Let us move beyond the false debate that has been presented to us thus far on this issue – that including an immigrant exclusion into statute does nothing to change our law. The reality is that it is a significant deviation from the custom in Minnesota to delegate decisions about licensing requirements to the Department of Public Safety through the process of rulemaking. We must ask ourselves instead about why the trend is swinging in the direction of licensing more drivers. That is because legislators in other states have left the immigration politics aside and attuned themselves to the critical public policy issues at stake in creating a license for the undocumented drivers in their state.
Governor Dannel Malloy of Connecticut had this to say about a REAL-ID compliant bill passed in his state’s legislature in 2013 that allows undocumented immigrants to obtain driver’s licenses, register their vehicles and get insurance:
“This bill is first and foremost about public safety. It’s about knowing who is driving on our roads and doing everything we can to make sure those drivers are safe and that they’re operating registered, insured vehicles.”

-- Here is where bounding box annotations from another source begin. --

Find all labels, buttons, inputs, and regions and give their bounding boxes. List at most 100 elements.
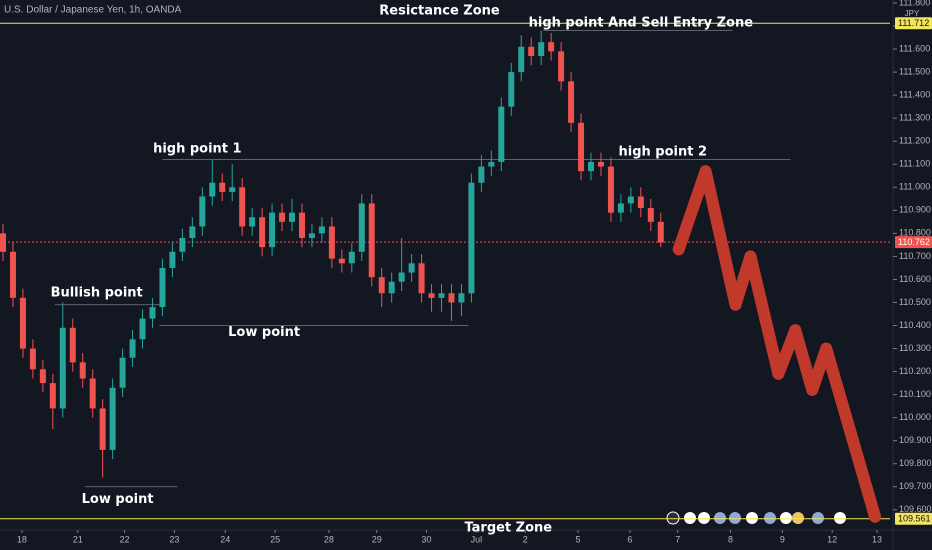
x-tick-label: 9 <box>780 534 785 544</box>
candle-body <box>189 226 196 238</box>
x-tick-label: 8 <box>728 534 733 544</box>
annotation: Bullish point <box>51 286 143 301</box>
annotation: high point 1 <box>153 142 242 157</box>
x-tick-label: 13 <box>872 534 882 544</box>
x-tick-label: Jul <box>471 534 483 544</box>
event-icon[interactable] <box>666 511 680 525</box>
candle-body <box>89 378 96 409</box>
candle-body <box>607 166 614 213</box>
event-icon[interactable] <box>684 512 696 524</box>
candle-body <box>249 217 256 227</box>
candle-body <box>588 161 595 172</box>
candle-body <box>308 233 315 238</box>
y-tick-label: 110.200 <box>899 366 931 376</box>
event-icon[interactable] <box>698 512 710 524</box>
candle-body <box>199 196 206 227</box>
candle-body <box>617 203 624 213</box>
event-icon[interactable] <box>792 512 804 524</box>
candle-body <box>29 348 36 370</box>
candle-body <box>279 212 286 222</box>
candle-body <box>627 196 634 204</box>
y-tick-label: 111.600 <box>899 43 930 53</box>
annotation: Resictance Zone <box>379 3 500 18</box>
y-tick-label: 111.000 <box>899 182 930 192</box>
x-tick-label: 28 <box>324 534 334 544</box>
y-tick-label: 111.300 <box>899 113 930 123</box>
candle-body <box>179 237 186 252</box>
y-tick-label: 109.800 <box>899 458 932 468</box>
annotation: high point 2 <box>619 145 708 160</box>
event-icon[interactable] <box>729 512 741 524</box>
y-tick-label: 110.100 <box>899 389 931 399</box>
x-tick-label: 2 <box>523 534 528 544</box>
candle-body <box>528 46 535 56</box>
candle-body <box>657 221 664 243</box>
candle-body <box>518 46 525 73</box>
annotation: Target Zone <box>464 520 552 535</box>
candle-body <box>259 217 266 248</box>
candle-body <box>348 251 355 264</box>
candle-body <box>448 293 455 303</box>
candle-body <box>49 383 56 409</box>
candle-body <box>558 51 565 82</box>
x-tick-label: 22 <box>120 534 130 544</box>
event-icon[interactable] <box>764 512 776 524</box>
candle-body <box>229 187 236 192</box>
candle-body <box>548 42 555 52</box>
currency-unit: JPY <box>905 9 920 18</box>
candle-body <box>9 251 16 298</box>
y-tick-label: 110.600 <box>899 274 931 284</box>
price-tag <box>895 17 932 30</box>
y-tick-label: 111.200 <box>899 136 930 146</box>
candle-body <box>119 357 126 388</box>
chart-title: U.S. Dollar / Japanese Yen, 1h, OANDA <box>4 5 182 16</box>
candle-body <box>99 408 106 450</box>
candle-body <box>338 258 345 264</box>
candle-body <box>69 327 76 363</box>
candle-body <box>637 196 644 209</box>
candle-body <box>328 226 335 259</box>
annotation: Low point <box>82 492 154 507</box>
event-icon[interactable] <box>780 512 792 524</box>
candle-body <box>59 327 66 409</box>
event-icons <box>666 511 846 525</box>
x-tick-label: 24 <box>220 534 230 544</box>
candle-body <box>408 263 415 273</box>
candle-body <box>488 161 495 167</box>
candle-body <box>109 387 116 450</box>
candle-body <box>508 72 515 107</box>
candle-body <box>498 106 505 162</box>
candle-body <box>428 293 435 298</box>
x-tick-label: 23 <box>169 534 179 544</box>
y-tick-label: 110.000 <box>899 412 931 422</box>
event-icon[interactable] <box>812 512 824 524</box>
candle-body <box>289 212 296 222</box>
x-tick-label: 21 <box>73 534 83 544</box>
candle-body <box>458 293 465 303</box>
candle-body <box>239 187 246 227</box>
event-icon[interactable] <box>746 512 758 524</box>
candle-body <box>39 369 46 384</box>
candle-body <box>568 81 575 123</box>
candle-body <box>139 318 146 340</box>
y-tick-label: 110.900 <box>899 205 931 215</box>
event-icon[interactable] <box>834 512 846 524</box>
candle-body <box>79 362 86 379</box>
event-icon[interactable] <box>714 512 726 524</box>
projection-path <box>672 165 882 523</box>
candle-body <box>219 182 226 192</box>
price-tag-label: 110.762 <box>898 237 930 247</box>
candle-body <box>418 263 425 294</box>
y-tick-label: 110.800 <box>899 228 931 238</box>
price-tag <box>895 512 932 525</box>
candle-body <box>368 203 375 278</box>
annotation: Low point <box>228 325 300 340</box>
candle-body <box>468 182 475 294</box>
x-tick-label: 6 <box>627 534 632 544</box>
y-tick-label: 109.700 <box>899 481 932 491</box>
y-tick-label: 111.500 <box>899 66 930 76</box>
x-tick-label: 25 <box>270 534 280 544</box>
candle-body <box>209 182 216 197</box>
candle-body <box>438 293 445 298</box>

I bring up the Connecticut example because I lived there when this debate was playing out in the legislature and I remember well that a commitment to improving road safety was the principle rallying point for both sides of the aisle to come together to pass the legislation. Much like Minnesota, Connecticut is a car-dependent society, that has an underdeveloped public transportation system. Before the REAL ID law was passed in Connecticut, there were tens of thousands of undocumented and unlicensed drivers on the roadways commuting to work, school and otherwise attending to their daily needs. This is precisely the situation in Minnesota, where there are likewise tens of thousands of undocumented and unlicensed drivers on our roadways.
I implore you to broaden the discussion on REAL ID and encourage you, our elected leaders, to ask more relevant questions, such as: Why aren’t we more concerned about utilizing this legislation to improve public safety in Minnesota? Why aren’t we asking for data from these other states to evaluate whether undocumented immigrant drivers are in fact getting driving-only licenses, registering their vehicles, and obtaining car insurance? And why aren’t we asking for data about the public safety and financial impacts of implementing such laws?
These are the kinds of questions that deserve answers before we move this legislation forward.